The latest therapeutic make-up trends come from Korea and feature moisturising and nourishing coloured creams, a multi-purpose concept following the letters of the alphabet which has been further studied and widened in Italy. If skin care and make-up are on the same plane, make-up is being increasingly analysed in relation to our psychological wellbeing. Just as today’s woman feels she has to develop her own personal idea of beauty and accept the way she is, learning to make the most of what she has. And celebrate herself. “Beauty is no other than the promise of happiness”, said Stendhal. Especially if it shows our personality, improves our self-confidence and restores faith in ourselves in moments of difficulty. “Make-up should be a way of expressing our creativity, of having fun and revealing our identity” claims Regina Harris, make-up artist and American style icon.
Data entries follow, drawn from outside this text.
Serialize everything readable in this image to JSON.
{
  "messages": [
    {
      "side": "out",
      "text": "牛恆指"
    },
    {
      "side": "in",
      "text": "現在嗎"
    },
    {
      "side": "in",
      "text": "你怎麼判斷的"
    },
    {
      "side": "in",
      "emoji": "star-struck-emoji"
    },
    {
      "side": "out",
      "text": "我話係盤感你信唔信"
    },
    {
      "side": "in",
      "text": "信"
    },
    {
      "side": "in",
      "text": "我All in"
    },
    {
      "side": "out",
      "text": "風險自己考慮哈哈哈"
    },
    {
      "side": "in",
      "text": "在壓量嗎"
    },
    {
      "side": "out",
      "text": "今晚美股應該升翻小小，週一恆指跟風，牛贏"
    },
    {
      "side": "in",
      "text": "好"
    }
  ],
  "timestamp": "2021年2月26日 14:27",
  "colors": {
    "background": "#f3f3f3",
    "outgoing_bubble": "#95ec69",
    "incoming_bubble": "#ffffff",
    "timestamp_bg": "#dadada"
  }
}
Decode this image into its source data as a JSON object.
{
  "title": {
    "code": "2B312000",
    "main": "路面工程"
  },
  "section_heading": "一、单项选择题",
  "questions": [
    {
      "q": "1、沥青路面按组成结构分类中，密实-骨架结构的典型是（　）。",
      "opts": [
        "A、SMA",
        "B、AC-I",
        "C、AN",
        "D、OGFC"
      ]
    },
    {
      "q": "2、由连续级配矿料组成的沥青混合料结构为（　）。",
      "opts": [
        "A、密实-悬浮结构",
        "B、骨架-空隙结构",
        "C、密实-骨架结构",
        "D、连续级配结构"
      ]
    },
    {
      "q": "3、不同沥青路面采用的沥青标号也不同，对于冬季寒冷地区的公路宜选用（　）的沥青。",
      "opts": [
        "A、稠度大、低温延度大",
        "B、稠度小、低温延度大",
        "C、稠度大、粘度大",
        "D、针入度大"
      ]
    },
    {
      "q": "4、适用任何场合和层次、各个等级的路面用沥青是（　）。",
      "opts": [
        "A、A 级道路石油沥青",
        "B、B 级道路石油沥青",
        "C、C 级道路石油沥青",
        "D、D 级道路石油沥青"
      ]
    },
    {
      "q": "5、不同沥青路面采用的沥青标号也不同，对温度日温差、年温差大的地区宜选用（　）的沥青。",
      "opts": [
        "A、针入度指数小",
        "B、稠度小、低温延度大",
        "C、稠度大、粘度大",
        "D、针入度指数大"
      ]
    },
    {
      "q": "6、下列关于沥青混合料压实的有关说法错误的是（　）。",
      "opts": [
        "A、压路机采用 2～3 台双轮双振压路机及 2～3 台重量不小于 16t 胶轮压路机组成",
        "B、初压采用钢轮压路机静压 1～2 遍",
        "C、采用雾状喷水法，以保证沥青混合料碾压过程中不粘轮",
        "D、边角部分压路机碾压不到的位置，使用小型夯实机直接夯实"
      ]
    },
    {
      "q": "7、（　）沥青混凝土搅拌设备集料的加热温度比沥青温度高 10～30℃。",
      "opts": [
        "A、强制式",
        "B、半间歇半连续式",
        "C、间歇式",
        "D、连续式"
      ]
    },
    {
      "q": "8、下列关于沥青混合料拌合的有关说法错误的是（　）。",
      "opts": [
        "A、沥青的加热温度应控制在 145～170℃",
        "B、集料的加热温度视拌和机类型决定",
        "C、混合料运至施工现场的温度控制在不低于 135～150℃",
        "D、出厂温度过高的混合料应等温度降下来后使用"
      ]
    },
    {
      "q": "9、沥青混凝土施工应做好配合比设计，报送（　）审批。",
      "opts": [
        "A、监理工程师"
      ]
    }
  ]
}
In modern-day society, where we often lose control of the tools at our disposal, becoming dependent on them, women need to nurture their inner beauty. This has given rise to “look therapy” or “make-up therapy”: a new concept in make-up to help us refresh our outward appearance, overcome insecurities and acknowledge our inner resources, embracing a new dimension of wellbeing, even if you have a disability. This is the aim of “Make your smile Up”, a project launched by the Centro Documentazione Handicap in Bologna and the young pedagogist and make-up artist, Martina Tarlazzi, who has years of experience working with the disabled and people in difficulty, facing issues concerning their bodies and their identity. Her first workshop, “Ma come ti trucchi?!?” (“How not to do your make-up?!?), focused on how to look after your skin and the most suitable make-up to accentuate your natural beauty. “Beauty will save the world”, wrote Dostoyevsky. We would do well to believe in this concept, as we take a step back and rediscover the first dimension of beauty: original beauty.